Victor waited for Serge to duck into his father’s pharmacy, then stepped out of the shade. Above him, a pigeon nesting in Lucille’s window-box ruffled her feathers.

He turned right out of the square and began to climb the thick stone steps. The alley smelled of meat. He held his breath as he walked, his soles grinding a fine layer of sediment, making small slapping sounds. He looked down and saw that the stones were wet. Juliette was standing outside her father’s boucherie with a mop and a bucket of greasy water. As he passed, she stuck her tongue out at him. Just before the corner, he looked back. She winked. Then she slowly licked the top of the mop handle, her tongue a slice of pink ham.

Victor darted around the corner and sheltered in a doorway, sweat pricking under his arms and between his legs.

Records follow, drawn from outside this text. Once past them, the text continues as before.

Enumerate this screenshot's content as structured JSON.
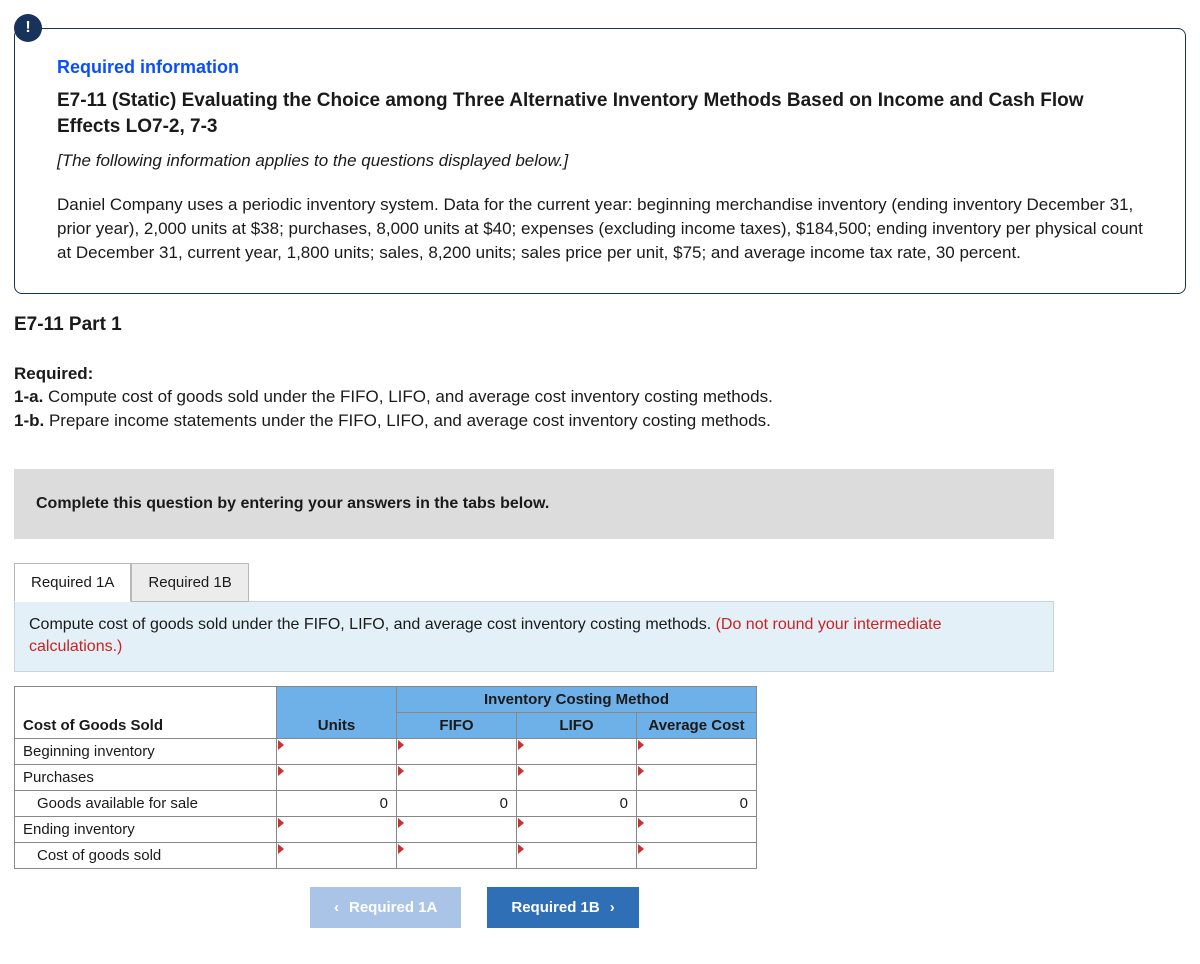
{
  "badge_icon": "!",
  "info": {
    "required_heading": "Required information",
    "title": "E7-11 (Static) Evaluating the Choice among Three Alternative Inventory Methods Based on Income and Cash Flow Effects LO7-2, 7-3",
    "italic_note": "[The following information applies to the questions displayed below.]",
    "paragraph": "Daniel Company uses a periodic inventory system. Data for the current year: beginning merchandise inventory (ending inventory December 31, prior year), 2,000 units at $38; purchases, 8,000 units at $40; expenses (excluding income taxes), $184,500; ending inventory per physical count at December 31, current year, 1,800 units; sales, 8,200 units; sales price per unit, $75; and average income tax rate, 30 percent."
  },
  "part_title": "E7-11 Part 1",
  "required": {
    "label": "Required:",
    "a_label": "1-a.",
    "a_text": " Compute cost of goods sold under the FIFO, LIFO, and average cost inventory costing methods.",
    "b_label": "1-b.",
    "b_text": " Prepare income statements under the FIFO, LIFO, and average cost inventory costing methods."
  },
  "gray_instruction": "Complete this question by entering your answers in the tabs below.",
  "tabs": {
    "tab1": "Required 1A",
    "tab2": "Required 1B"
  },
  "prompt": {
    "text": "Compute cost of goods sold under the FIFO, LIFO, and average cost inventory costing methods. ",
    "red": "(Do not round your intermediate calculations.)"
  },
  "table": {
    "span_header": "Inventory Costing Method",
    "h_cogs": "Cost of Goods Sold",
    "h_units": "Units",
    "h_fifo": "FIFO",
    "h_lifo": "LIFO",
    "h_avg": "Average Cost",
    "rows": {
      "r1": "Beginning inventory",
      "r2": "Purchases",
      "r3": "Goods available for sale",
      "r4": "Ending inventory",
      "r5": "Cost of goods sold"
    },
    "calc": {
      "gafs_units": "0",
      "gafs_fifo": "0",
      "gafs_lifo": "0",
      "gafs_avg": "0"
    }
  },
  "nav": {
    "prev": "Required 1A",
    "next": "Required 1B"
  }
}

It wasn’t only the girls; the boys whispered tooTheir voices were deep and grainy, and they boasted about where they had touched girls and how. His legs were still as smooth as eggs, each of his wrists as thin as his father’s pipe. A musician’s wrists, his sister had said, holding them up. Light as a maple key on the wind. Perfect for the violin.

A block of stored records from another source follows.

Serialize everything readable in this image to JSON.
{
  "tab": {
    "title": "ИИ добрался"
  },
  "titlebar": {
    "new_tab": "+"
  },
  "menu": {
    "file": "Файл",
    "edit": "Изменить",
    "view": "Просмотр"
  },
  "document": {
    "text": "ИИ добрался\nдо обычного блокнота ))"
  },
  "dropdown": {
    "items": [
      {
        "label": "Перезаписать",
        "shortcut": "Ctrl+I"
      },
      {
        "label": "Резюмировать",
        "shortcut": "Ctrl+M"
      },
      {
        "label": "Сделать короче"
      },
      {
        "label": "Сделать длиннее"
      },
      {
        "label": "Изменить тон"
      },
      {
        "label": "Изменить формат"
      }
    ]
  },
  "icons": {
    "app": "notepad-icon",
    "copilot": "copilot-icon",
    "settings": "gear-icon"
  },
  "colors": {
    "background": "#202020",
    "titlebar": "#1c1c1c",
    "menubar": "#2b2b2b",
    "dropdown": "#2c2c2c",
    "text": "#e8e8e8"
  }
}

Emmeline was a broad, white-fleshed girl whose deep-set eyes were dark like their mother’s. She had sung at Aux Folies at night to keep him in school. Her belly was already swelling beneath her dress by the time she had left last winter.

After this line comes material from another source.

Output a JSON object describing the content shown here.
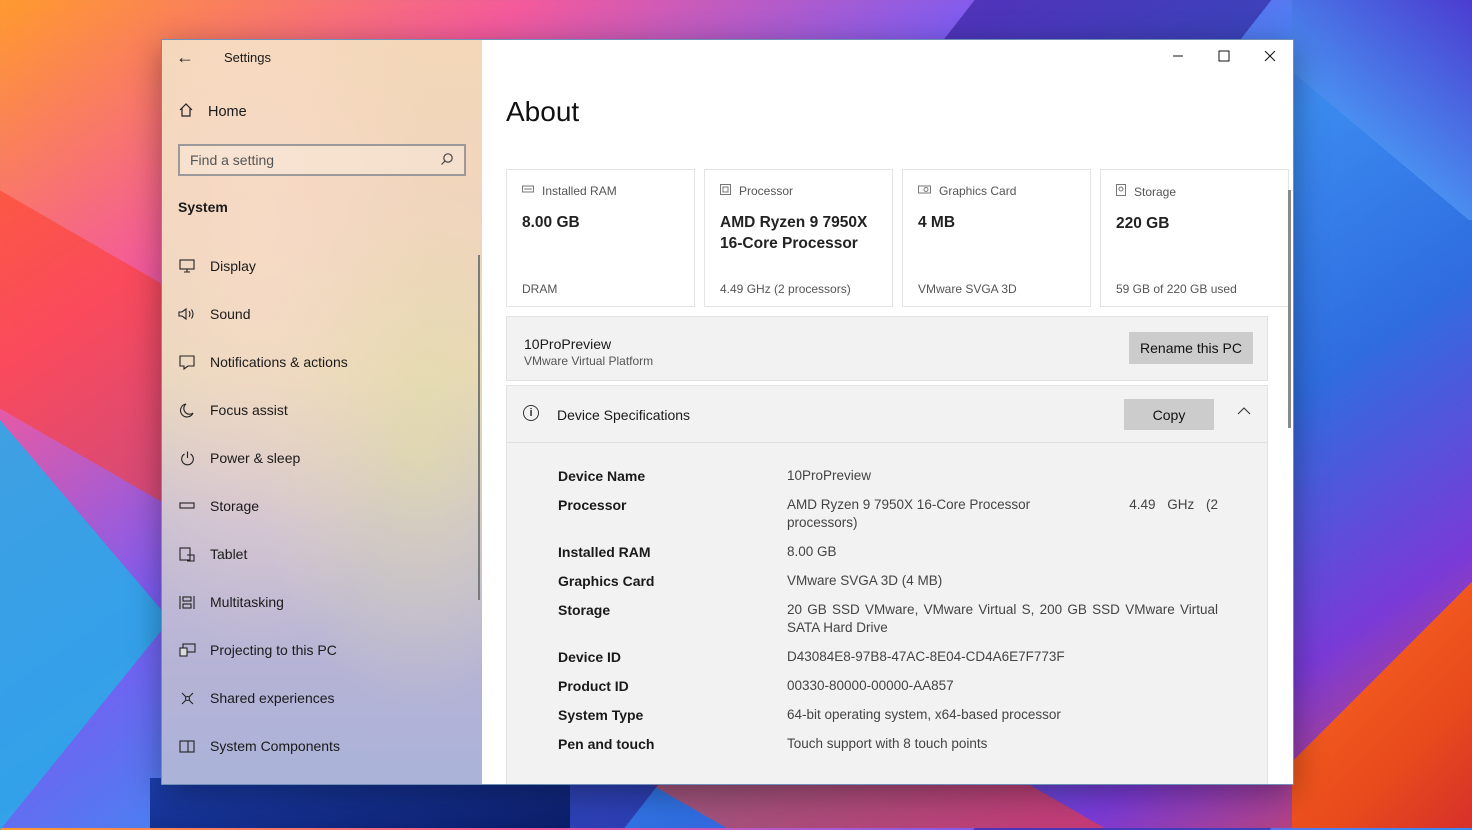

On the corner of Rue Bovary, the landlord was replenishing the men’s glasses with pastis. ‘Boy!’ one of them said as he passed. ‘Message for your father. Tell him we’re starting early.’

Victor raised his shoulders slightly and tilted his head, then turned down Rue du Bât-d’Argent. The street was still bright and lit up with the sun. A radio was playing through an open window. He stopped to listen. Behind the familiar Une Jeune Pucelle, he heard the crack and fizz of static. A baby wailed and somebody came to the window, closed the shutters and bolted them from the inside. Victor moved on, his school satchel flapping against his leg. Soon he would have no need for the bag or the books. His father said that once classes were over this summer, he’d have to pay his own way. ‘Blame your sister,’ he said.

His father repeated in a tired, flat voice that a scholarship at the Conservatoire was a foolish dream; he would have to learn a proper trade. For boys his age, that meant the quarry.

They lived half way up Rue Sainte-Anne, but instead of pushing open the door and making a start on the pot-au-feu, Victor paused and looked at the vase on the sill of the kitchen window. He’d glued it together but the cracks still showed, and there was a chip missing from the lip. It was an ugly piece, with an uneven glaze and five pale blue bats circling a peach tree. It was her lucky jar, Emmeline had insisted. The five bats promised a long life, wealth, health, virtue and a good death – whatever that might be.